Oh man. I just started doing my on-line dive training and hate to see these posts. I’m curios of the specifics, depth etc.... god bless


----------



## murfpcola (Aug 28, 2012)

It was this morning. I was offshore and heard some of the radio conversation. Seems like it was before 9 am when were hearing the coast guard talking to someone involved.


----------



## CurDog (Nov 14, 2010)

Thinking they flew 2d guy to springhill because they have a topnotch full-time hyperbaric chamber.


----------



## BananaTom (Feb 16, 2008)

CurDog said:


> Thinking they flew 2d guy to springhill because they have a topnotch full-time hyperbaric chamber.


Last I knew it’s the closest, as there is not one in Pensacola


----------



## Mac1528 (Mar 24, 2012)

Prayers to those in need being lifted.

Sent from my moto e5 supra using Tapatalk


----------



## sealark (Sep 27, 2007)

chaps said:


> Oh man. I just started doing my on-line dive training and hate to see these posts. I’m curios of the specifics, depth etc.... god bless


Get the training and follow and understand what you are being taught. Start diving with someone the same level as you are. Take your time and learn the enviroment and different conditions. Consider Diving nitrox on air tables. Always have a driver in boat at all times.


----------



## sealark (Sep 27, 2007)

BananaTom said:


> Last I knew it’s the closest, as there is not one in Pensacola


Believe it or not there are two chambers in pensacola. Baptist and NAMI. The problem is having a qualified team to treat diving accidents. No one wants the responsibility and liaability for treating divers, not enough money in it. The 2 chambers locally are used to treat diabetes.


----------



## FL Aggie (Sep 22, 2013)

We heard it on the VHF Sat morning. They did CPR for a pretty good length of time. Sat was a busy day on the radio. 

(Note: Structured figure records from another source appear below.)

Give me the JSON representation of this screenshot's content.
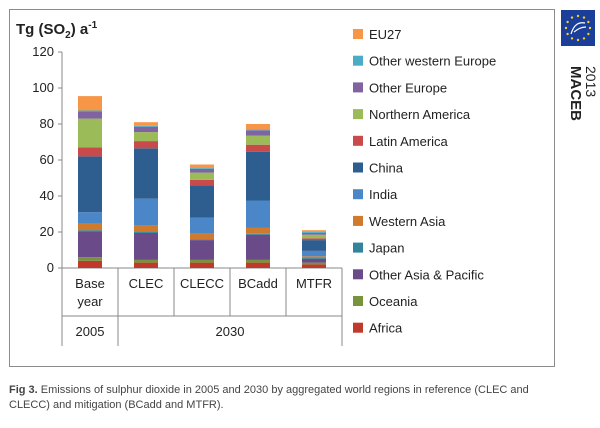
{
  "chart_data": {
    "type": "bar",
    "stacked": true,
    "ylabel_main": "Tg (SO",
    "ylabel_sub": "2",
    "ylabel_tail": ") a",
    "ylabel_sup": "-1",
    "ylim": [
      0,
      120
    ],
    "yticks": [
      0,
      20,
      40,
      60,
      80,
      100,
      120
    ],
    "grid": false,
    "legend_placement": "right",
    "categories": [
      {
        "line1": "Base",
        "line2": "year"
      },
      {
        "line1": "CLEC",
        "line2": ""
      },
      {
        "line1": "CLECC",
        "line2": ""
      },
      {
        "line1": "BCadd",
        "line2": ""
      },
      {
        "line1": "MTFR",
        "line2": ""
      }
    ],
    "groups": [
      {
        "label": "2005",
        "span": [
          0,
          0
        ]
      },
      {
        "label": "2030",
        "span": [
          1,
          4
        ]
      }
    ],
    "series": [
      {
        "name": "Africa",
        "color": "#c0392b",
        "values": [
          4,
          3,
          3,
          3,
          2
        ]
      },
      {
        "name": "Oceania",
        "color": "#77933c",
        "values": [
          2,
          1.5,
          1.5,
          1.5,
          1
        ]
      },
      {
        "name": "Other Asia & Pacific",
        "color": "#6b4a8a",
        "values": [
          14,
          15,
          11,
          14,
          2
        ]
      },
      {
        "name": "Japan",
        "color": "#31849b",
        "values": [
          1,
          0.5,
          0.5,
          0.5,
          0.5
        ]
      },
      {
        "name": "Western Asia",
        "color": "#d07a2e",
        "values": [
          4,
          3.5,
          3,
          3.5,
          1
        ]
      },
      {
        "name": "India",
        "color": "#4a86c8",
        "values": [
          6,
          15,
          9,
          15,
          3
        ]
      },
      {
        "name": "China",
        "color": "#2e5d8f",
        "values": [
          31,
          28,
          18,
          27,
          6
        ]
      },
      {
        "name": "Latin America",
        "color": "#c94a4a",
        "values": [
          5,
          4,
          3,
          4,
          1
        ]
      },
      {
        "name": "Northern America",
        "color": "#9bbb59",
        "values": [
          16,
          5,
          4,
          5,
          2
        ]
      },
      {
        "name": "Other Europe",
        "color": "#8064a2",
        "values": [
          4,
          3,
          2,
          3,
          1
        ]
      },
      {
        "name": "Other western Europe",
        "color": "#4bacc6",
        "values": [
          0.5,
          0.5,
          0.5,
          0.5,
          0.5
        ]
      },
      {
        "name": "EU27",
        "color": "#f79646",
        "values": [
          8,
          2,
          2,
          3,
          1
        ]
      }
    ]
  },
  "caption": {
    "label": "Fig 3.",
    "text": " Emissions of sulphur dioxide in 2005 and 2030 by aggregated world regions in reference (CLEC and CLECC) and mitigation (BCadd and MTFR)."
  },
  "branding": {
    "name": "MACEB",
    "year": "2013",
    "logo_color": "#1a3e9a",
    "star_color": "#f5d020"
  }
}
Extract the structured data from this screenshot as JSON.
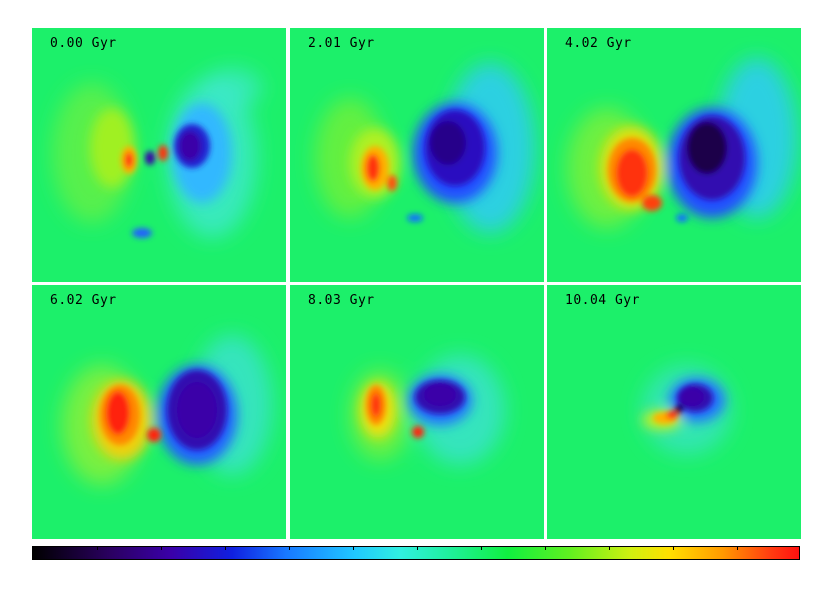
{
  "panels": [
    {
      "label": "0.00 Gyr"
    },
    {
      "label": "2.01 Gyr"
    },
    {
      "label": "4.02 Gyr"
    },
    {
      "label": "6.02 Gyr"
    },
    {
      "label": "8.03 Gyr"
    },
    {
      "label": "10.04 Gyr"
    }
  ],
  "colorbar": {
    "ticks": 11,
    "colors": [
      "#000000",
      "#3a00a8",
      "#1878ff",
      "#30f0e0",
      "#10f040",
      "#ffe000",
      "#ff1010"
    ]
  },
  "colors": {
    "background_field": "#1cf06a",
    "low": "#3a00a8",
    "high": "#ff2010"
  }
}
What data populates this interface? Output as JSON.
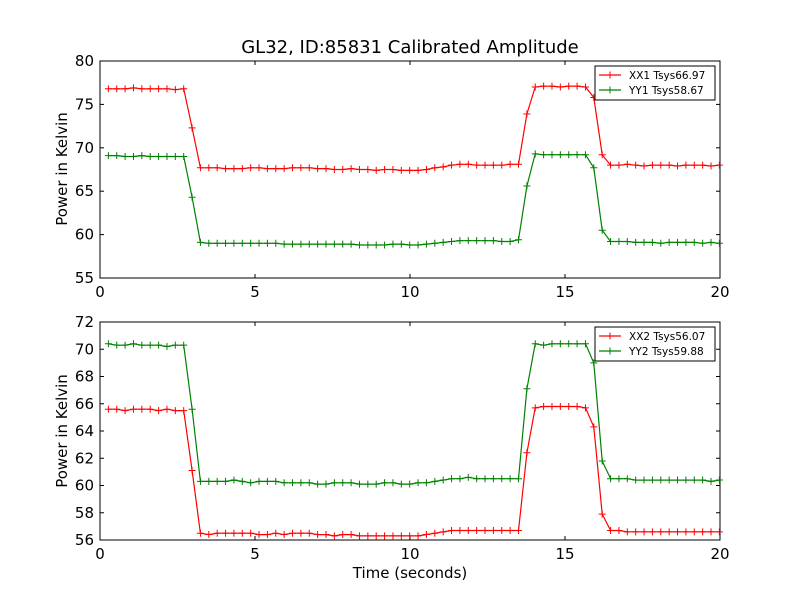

Sent from my iPhone using Tapatalk


----------



## Dagwood (Oct 1, 2007)

Northescambia.com reporting 48 year old had cardiac arrest.


----------



## TheBeeDeeGee (Oct 3, 2017)

sealark said:


> Believe it or not there are two chambers in pensacola. Baptist and NAMI. The problem is having a qualified team to treat diving accidents. No one wants the responsibility and liaability for treating divers, not enough money in it. The 2 chambers locally are used to treat diabetes.



From what I understand the NAMI chamber is not for civilians. I'm a federal employee and we have an agreement with the Navy so we can use it. I have to call and let them know we are using them for coverage. Mobile is the nearest one (for a ways) that will treat divers.


----------